Considérant que la société l'Officine d'Écrivain soutient que l'obligation de moyens renforcée n'existe qu'en matière de sécurité et de prévention et non pas en matière commerciale dès lors que les objectifs quantitatifs contractuels ne sont pas expressément définis au contrat ; qu'elle fait également valoir que l'insuccès des ouvrages de Raynaldine R. ne lui est pas imputable et que ce n'est pas un manque d'action commerciale, au travers des référencements et des visites auprès des librairies, qui est à l'origine de l'échec des ouvrages ;
Qu'en réponse, Raynaldine R. soutient que l'obligation de promotion et de distribution de l'éditeur résulte de l'article 7 des conventions d'édition et qu'en l'espèce c'est l'auteur qui a réalisé quasiment l'intégralité des ventes ; qu'elle considère que la société Officine d'Ecrivain a manqué à son obligation contractuelle qui est une obligation de moyens renforcée ; que, selon elle, l'éditeur n'a pas mis en place les moyens suffisants pour promouvoir ses œuvres et que c'est en réalité elle-même qui a exclusivement effectué cette promotion ;
Considérant, selon l'article L. 132-12 du code de la propriété intellectuelle, que l'éditeur est tenu d'assurer à l'œuvre une exploitation permanente et suivie et une diffusion commerciale, conformément aux usages de la profession ; qu'il appartient ainsi à l'éditeur de démontrer les efforts accomplis pour assurer la promotion et la diffusion de l'œuvre, en particulier la publicité faite afin de donner à l'œuvre toute chance de succès auprès du public ;
Que s'il n'est pas contesté que la société l'Officine d'Écrivain a permis la participation de Raynaldine R. à plusieurs salons entre 2008 et 2010, cet éditeur ne démontre pas la réalité des efforts mis en œuvre pour assurer une publicité régulière et adaptée des ouvrages, et pour en favoriser la commercialisation, les pièces produits aux débats, et notamment les courriers échangés par Mme R. tant avec son éditeur qu'avec des organisateurs de salons démontrant surtout les efforts de cette dernière pour assurer la promotion de ses ouvrages ; qu'il est au surplus constant que l'essentiel des ventes réalisées l'ont été par Mme R. elle-même ;
Que s'il ne peut être imputé à l'éditeur l'insuccès d'une œuvre auprès du public lorsqu'il assure une exploitation et une diffusion conformes à ses obligations, il en va autrement lorsque, comme en l'espèce, il ne rapporte pas la preuve, qui lui incombe, des efforts accomplis à cet effet ; que le jugement sera confirmé en ce qu'il a constaté un manquement à l'encontre de l'éditeur ;
Sur les défauts d'impression et d'exploitation de l'oeuvre 'Oiseaux des marais'.

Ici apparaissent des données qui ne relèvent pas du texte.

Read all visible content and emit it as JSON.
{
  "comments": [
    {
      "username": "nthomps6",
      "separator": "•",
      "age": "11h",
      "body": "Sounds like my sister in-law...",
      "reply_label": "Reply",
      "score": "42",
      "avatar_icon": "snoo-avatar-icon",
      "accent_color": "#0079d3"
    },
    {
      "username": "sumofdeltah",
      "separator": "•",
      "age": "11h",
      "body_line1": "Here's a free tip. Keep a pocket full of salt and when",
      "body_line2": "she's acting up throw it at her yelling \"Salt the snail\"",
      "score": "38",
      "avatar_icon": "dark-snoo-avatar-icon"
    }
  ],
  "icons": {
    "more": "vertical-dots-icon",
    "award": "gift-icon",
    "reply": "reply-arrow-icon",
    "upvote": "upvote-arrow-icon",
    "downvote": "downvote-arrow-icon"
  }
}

Considérant que la société l'Officine d'Ecrivain soutient que Raynaldine R. ne s'est jamais trouvée dans l'impossibilité de servir une commande émanant d'un professionnel du livre et que le délai pour le retirage du livre 'Oiseaux des marais' est imputable à l'auteur ; qu'elle en déduit qu'aucun manquement professionnel ne peut lui être imputé et que, dès lors, la résiliation des conventions n'a pas lieu d'être ; qu'elle soutient par ailleurs que la totalité du stock en sa possession a été détruite et que l'astreinte est dépourvue de cause ; qu'elle fait également valoir que Raynaldine R. détient encore des exemplaires dont il conviendrait d'ordonner la restitution si l'astreinte était maintenue ;
Qu'en réponse, Raynaldine R. soutient que le livre 'Oiseaux des marais' présente plusieurs défauts d'impression et de reliure et que, compte tenu de ce mauvais tirage, le livre est indisponible ce qui est préjudiciable à l'auteur qui doit décliner les invitations à des salons faute de pouvoir présenter son livre ;
Considérant, en premier lieu, qu'ainsi que les premiers juges l'ont à juste titre retenu, la première impression du livre 'Oiseaux des marais' réalisée en 2007 par un imprimeur situé au Liban est cousue et reliée, ce dont l'examen de l'exemplaire produit aux débats, qui porte la mention 'Achevé d'imprimer en novembre 2007 sur les presses de Professional printing Group s.a.r.l. Beyrouth LIBAN', permet de se convaincre ; que c'est en vain que Mme R. soutient que les exemplaires agrafés défectueux qu'elle produit seraient des tirages définitifs de mauvaise qualité destinés à la vente, et non de simples épreuves provisoires ; que le seul fait, pour Mme R., d'être en possession de quelques exemplaires défectueux ne suffit à démontrer que le livre aurait été diffusé sous cette forme ;
Qu'en second lieu, il est constant que la deuxième impression à laquelle il a été procédé en France en mai 2012 comportait des erreurs de saisie imputables à l'imprimeur, lequel a procédé à une réimpression à ses frais ; que c'est à juste tire que les premiers juges ont considéré que cette situation, certes liée à un changement d'imprimeur, n'exonérait pas l'éditeur de sa responsabilité, et qu'elle avait obligé Mme R. à renoncer à sa participation à plusieurs manifestations dédiées aux livres de jeunesse en 2012, faute pour elle d'être en possession d'exemplaires de ce livre ;
Que tout comme en première instance, la société l'Officine d'Écrivain, qui se borne à affirmer que les exemplaires défectueux ont été retournés à l'imprimeur et mis au pilon, ne rapporte pas la preuve, ce qu'il lui était loisible de faire en interrogeant l'imprimeur, de la destruction de ces exemplaires défectueux ; que le jugement sera confirmé en ce qu'il a fait interdiction sous astreinte à cette société de les diffuser ;
Qu'il n'y a pas lieu de faire droit à la demande reconventionnelle que forme la société l'Officine d'Écrivain, tendant à interdire, symétriquement, à Mme R. de diffuser les quelques exemplaires défectueux qu'elle détient, l'intéressée ayant tout à perdre, au regard de son image et de sa crédibilité, à la dissémination d'ouvrages défectueux si elle s'avisait d'y procéder ;
Sur la non restitution des documents confiés pour l'ouvrage 'une vie de chien...heureux'.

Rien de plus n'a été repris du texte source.